Now that I have your attention, let me tell you why Selenium is bad. People throw the kitchen sink at their test suites and then never fully understand why their tests are
● Slow
● Brittle
● Take an age to run (Who has a test suite that takes a day to run?)
And this is likely just on one browser. If we add another browser? The complexity grows exponentially!!
The truth is, yes Selenium can be slow, it can be brittle, it make you do some of the set up yourself. However, Is the reality that Selenium is the problem in our lives?
The problem with browser automation is that it is overused. People don’t understand how the asynchronous nature of browsers really work. And let’s be honest, browsers are hard, they’re operating system level hard.
But for now, let’s blame Selenium for our woes. I mean, it is the most common denominator.
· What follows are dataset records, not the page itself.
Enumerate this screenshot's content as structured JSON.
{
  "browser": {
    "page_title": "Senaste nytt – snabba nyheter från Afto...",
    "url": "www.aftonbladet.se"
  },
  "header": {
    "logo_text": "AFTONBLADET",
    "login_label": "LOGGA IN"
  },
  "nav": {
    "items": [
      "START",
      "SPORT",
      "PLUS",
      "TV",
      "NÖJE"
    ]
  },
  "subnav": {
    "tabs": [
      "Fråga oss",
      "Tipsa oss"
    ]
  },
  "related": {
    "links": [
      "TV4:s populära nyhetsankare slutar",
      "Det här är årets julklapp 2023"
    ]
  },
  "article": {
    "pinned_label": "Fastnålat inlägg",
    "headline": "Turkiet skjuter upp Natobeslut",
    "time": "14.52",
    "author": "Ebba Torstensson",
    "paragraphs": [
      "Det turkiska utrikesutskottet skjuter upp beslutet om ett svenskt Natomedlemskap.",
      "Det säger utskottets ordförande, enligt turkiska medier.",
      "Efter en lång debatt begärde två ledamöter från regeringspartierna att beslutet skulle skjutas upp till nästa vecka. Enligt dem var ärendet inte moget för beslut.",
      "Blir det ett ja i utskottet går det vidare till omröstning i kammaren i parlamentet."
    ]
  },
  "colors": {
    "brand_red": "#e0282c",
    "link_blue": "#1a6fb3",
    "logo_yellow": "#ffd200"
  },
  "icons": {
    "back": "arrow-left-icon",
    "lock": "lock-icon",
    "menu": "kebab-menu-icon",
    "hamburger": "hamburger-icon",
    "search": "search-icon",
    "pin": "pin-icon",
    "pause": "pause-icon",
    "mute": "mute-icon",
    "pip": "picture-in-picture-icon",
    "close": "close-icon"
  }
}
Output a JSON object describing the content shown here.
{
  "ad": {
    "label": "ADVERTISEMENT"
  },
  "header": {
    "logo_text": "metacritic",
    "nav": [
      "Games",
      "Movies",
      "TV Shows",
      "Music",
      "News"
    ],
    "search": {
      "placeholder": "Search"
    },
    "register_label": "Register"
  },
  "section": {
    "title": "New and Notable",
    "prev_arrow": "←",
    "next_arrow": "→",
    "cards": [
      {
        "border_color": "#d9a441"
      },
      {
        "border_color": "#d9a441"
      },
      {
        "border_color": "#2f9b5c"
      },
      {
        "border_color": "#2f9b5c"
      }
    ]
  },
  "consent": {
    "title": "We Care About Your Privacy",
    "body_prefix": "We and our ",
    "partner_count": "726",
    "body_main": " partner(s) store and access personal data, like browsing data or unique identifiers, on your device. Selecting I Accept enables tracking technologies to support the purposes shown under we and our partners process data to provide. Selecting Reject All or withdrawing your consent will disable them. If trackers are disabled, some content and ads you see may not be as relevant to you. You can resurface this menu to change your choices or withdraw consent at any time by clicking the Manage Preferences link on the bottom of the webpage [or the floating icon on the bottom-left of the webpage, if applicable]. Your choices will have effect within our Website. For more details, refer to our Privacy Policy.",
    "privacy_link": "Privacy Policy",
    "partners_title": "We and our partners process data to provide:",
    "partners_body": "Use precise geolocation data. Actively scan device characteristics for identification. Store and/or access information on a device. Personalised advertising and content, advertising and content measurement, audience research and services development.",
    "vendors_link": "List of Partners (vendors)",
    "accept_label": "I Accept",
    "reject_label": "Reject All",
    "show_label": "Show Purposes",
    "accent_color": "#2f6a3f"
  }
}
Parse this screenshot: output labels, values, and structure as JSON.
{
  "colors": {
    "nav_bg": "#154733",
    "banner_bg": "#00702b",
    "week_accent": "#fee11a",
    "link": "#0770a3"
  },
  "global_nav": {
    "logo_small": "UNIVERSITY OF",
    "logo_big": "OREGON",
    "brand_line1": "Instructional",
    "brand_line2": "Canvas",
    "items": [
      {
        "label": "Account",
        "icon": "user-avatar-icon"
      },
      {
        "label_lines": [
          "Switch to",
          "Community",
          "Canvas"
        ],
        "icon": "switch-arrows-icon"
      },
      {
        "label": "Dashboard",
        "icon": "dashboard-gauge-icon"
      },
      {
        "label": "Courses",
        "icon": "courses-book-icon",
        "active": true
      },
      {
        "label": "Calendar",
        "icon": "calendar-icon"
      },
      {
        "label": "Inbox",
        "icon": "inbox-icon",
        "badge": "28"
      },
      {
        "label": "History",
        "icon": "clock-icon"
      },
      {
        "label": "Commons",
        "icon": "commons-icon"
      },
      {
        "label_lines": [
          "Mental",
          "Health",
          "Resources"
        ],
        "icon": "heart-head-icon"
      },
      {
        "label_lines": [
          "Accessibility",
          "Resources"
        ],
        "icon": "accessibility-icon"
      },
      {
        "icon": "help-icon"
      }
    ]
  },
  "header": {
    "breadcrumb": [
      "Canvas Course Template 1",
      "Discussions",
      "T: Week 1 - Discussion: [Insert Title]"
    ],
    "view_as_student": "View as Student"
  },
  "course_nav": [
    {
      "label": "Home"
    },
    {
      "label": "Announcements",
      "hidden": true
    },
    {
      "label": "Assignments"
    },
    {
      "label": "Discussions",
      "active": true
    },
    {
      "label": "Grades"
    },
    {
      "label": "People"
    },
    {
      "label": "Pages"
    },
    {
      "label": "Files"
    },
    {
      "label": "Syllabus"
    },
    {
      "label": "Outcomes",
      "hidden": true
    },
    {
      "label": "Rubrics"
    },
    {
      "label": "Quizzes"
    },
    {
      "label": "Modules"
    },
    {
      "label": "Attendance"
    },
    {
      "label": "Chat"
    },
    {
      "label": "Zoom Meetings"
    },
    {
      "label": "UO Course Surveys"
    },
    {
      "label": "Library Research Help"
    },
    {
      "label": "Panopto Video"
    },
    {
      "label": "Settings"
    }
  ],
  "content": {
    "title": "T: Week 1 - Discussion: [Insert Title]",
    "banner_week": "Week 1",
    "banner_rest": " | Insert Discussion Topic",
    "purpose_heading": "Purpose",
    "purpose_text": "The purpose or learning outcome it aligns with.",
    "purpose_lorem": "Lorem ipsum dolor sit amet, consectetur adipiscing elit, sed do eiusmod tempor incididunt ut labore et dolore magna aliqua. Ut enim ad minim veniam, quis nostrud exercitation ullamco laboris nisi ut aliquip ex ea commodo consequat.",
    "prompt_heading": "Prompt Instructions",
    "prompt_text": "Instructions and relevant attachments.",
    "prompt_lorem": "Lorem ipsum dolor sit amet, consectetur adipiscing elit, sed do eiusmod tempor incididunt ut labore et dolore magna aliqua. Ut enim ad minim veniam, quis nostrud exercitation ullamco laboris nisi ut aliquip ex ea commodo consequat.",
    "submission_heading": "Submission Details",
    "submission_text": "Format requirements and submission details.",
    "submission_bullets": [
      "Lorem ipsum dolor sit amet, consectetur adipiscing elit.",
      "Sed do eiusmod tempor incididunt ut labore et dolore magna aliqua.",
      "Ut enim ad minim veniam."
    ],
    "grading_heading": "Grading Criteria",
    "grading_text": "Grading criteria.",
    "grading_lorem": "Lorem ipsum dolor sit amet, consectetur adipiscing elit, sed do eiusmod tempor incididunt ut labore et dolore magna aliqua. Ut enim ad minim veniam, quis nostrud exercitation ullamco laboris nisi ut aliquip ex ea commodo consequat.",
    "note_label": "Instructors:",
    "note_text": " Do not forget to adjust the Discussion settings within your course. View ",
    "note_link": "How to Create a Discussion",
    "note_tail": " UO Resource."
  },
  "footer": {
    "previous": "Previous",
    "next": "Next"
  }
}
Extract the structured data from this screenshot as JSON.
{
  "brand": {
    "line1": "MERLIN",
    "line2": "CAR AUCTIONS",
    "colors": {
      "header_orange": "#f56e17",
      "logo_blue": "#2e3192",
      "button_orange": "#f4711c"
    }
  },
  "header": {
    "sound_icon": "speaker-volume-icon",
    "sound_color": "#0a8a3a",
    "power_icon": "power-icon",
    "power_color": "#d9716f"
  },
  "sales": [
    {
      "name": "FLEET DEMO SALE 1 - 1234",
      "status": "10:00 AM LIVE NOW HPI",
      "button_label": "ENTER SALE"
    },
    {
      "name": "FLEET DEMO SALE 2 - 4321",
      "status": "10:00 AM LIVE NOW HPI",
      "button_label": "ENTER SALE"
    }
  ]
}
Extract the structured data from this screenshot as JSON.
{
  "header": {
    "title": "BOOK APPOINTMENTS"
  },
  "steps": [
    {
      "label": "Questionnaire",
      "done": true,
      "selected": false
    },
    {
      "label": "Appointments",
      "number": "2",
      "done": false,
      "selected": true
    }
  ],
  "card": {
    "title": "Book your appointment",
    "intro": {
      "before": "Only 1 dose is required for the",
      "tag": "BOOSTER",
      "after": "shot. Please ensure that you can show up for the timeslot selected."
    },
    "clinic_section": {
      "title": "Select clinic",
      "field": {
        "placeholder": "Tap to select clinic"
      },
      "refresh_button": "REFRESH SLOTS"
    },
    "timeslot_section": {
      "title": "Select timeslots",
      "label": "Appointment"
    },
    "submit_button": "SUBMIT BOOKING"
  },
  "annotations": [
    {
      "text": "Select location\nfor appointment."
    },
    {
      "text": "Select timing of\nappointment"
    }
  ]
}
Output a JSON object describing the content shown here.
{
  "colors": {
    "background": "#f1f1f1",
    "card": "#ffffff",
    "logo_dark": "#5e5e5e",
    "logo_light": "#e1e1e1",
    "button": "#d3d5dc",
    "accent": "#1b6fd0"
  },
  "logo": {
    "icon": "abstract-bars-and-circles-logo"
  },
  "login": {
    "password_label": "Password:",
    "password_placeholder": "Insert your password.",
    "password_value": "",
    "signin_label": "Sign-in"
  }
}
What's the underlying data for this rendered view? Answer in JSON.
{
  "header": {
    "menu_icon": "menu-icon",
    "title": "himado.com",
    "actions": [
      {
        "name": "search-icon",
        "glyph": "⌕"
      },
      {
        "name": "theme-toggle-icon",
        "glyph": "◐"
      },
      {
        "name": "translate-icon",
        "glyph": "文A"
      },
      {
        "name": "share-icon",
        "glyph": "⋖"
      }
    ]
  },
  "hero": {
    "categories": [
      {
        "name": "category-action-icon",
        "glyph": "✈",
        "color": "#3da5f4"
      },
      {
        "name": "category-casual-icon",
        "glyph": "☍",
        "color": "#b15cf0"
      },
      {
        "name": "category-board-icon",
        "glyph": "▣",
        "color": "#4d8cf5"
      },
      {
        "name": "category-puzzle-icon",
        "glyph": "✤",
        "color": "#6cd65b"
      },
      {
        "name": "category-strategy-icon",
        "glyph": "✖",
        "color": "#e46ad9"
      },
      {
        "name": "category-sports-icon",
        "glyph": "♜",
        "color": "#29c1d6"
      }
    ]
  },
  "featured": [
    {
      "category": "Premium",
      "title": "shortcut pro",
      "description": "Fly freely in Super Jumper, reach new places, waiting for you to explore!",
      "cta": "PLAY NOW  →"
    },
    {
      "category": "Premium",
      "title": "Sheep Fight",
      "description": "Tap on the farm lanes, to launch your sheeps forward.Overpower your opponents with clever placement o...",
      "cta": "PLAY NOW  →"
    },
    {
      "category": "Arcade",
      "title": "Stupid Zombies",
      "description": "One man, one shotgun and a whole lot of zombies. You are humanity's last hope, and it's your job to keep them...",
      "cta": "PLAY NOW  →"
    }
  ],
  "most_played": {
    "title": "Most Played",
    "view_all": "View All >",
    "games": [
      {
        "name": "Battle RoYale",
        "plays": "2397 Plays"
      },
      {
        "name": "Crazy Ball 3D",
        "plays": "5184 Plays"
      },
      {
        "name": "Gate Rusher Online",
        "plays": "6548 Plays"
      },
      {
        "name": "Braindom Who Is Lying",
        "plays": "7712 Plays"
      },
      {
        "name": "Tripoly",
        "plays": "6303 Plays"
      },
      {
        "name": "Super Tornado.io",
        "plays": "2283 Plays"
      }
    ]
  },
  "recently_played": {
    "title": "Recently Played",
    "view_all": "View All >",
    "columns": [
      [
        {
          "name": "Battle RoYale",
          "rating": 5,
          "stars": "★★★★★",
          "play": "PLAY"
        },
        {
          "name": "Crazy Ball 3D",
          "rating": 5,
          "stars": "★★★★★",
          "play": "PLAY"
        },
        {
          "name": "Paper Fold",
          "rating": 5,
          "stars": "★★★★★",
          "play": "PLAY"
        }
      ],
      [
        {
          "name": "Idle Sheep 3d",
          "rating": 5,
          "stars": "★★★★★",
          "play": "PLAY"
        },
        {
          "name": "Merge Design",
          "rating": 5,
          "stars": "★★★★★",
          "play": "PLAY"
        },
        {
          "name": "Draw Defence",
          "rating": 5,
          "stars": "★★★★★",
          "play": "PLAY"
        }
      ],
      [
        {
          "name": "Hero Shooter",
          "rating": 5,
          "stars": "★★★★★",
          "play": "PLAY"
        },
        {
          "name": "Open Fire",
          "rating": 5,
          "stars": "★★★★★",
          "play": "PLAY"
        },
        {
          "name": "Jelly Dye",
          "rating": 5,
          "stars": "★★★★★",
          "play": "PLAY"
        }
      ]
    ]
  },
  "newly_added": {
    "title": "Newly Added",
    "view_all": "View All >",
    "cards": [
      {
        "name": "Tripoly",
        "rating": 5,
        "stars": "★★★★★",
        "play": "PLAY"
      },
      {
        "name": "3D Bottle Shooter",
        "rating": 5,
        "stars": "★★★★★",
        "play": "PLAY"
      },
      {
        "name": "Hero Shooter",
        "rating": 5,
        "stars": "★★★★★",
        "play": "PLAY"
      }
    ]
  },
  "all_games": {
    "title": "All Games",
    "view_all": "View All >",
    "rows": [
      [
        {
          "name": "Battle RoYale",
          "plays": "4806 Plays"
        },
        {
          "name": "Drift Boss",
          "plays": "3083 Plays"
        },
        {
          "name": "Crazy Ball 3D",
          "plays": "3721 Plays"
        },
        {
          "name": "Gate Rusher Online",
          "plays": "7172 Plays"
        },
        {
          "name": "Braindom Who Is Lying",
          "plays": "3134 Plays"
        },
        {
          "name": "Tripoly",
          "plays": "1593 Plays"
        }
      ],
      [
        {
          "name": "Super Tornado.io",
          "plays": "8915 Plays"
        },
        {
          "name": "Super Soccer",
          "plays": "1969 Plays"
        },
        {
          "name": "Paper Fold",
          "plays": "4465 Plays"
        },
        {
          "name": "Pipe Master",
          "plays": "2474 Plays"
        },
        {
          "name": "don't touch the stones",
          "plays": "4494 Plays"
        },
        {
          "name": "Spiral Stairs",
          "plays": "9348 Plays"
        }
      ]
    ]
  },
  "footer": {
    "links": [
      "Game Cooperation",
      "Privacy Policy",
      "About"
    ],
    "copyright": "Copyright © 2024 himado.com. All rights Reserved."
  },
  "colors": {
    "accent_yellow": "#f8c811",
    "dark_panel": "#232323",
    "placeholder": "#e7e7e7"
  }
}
The reality is... Poor test architecture, poor setup and the general “selenium isn’t coding so why practise good development hygiene” are ruining your lives. Implicit knowledge is codified and then people forget that it exists
In this talk, I will talk about the things that I have learned in supporting BrowserStack customers, the common mistakes to make sure that you don’t have to. I will also talk about how Selenium is gives complete flexibility for you to choose -
● Test assertion library
● Test analytics or logging tool
● Test runner
● Test platform - Standalone or grid setup or headless And it has awesome features like
● Support all desktop and mobile platforms
● Scales better with solid community support
Note: We are a framework-agnostic organization. We have customers that use BrowserStack at scale with many frameworks including Nightwatch, WebdriverIO, Playwright, Puppeteer, Cypress and of course, Selenium. This talk is a result of my personal frustrations on why Selenium is hated on so much when the fault clearly aren’t Selenium’s.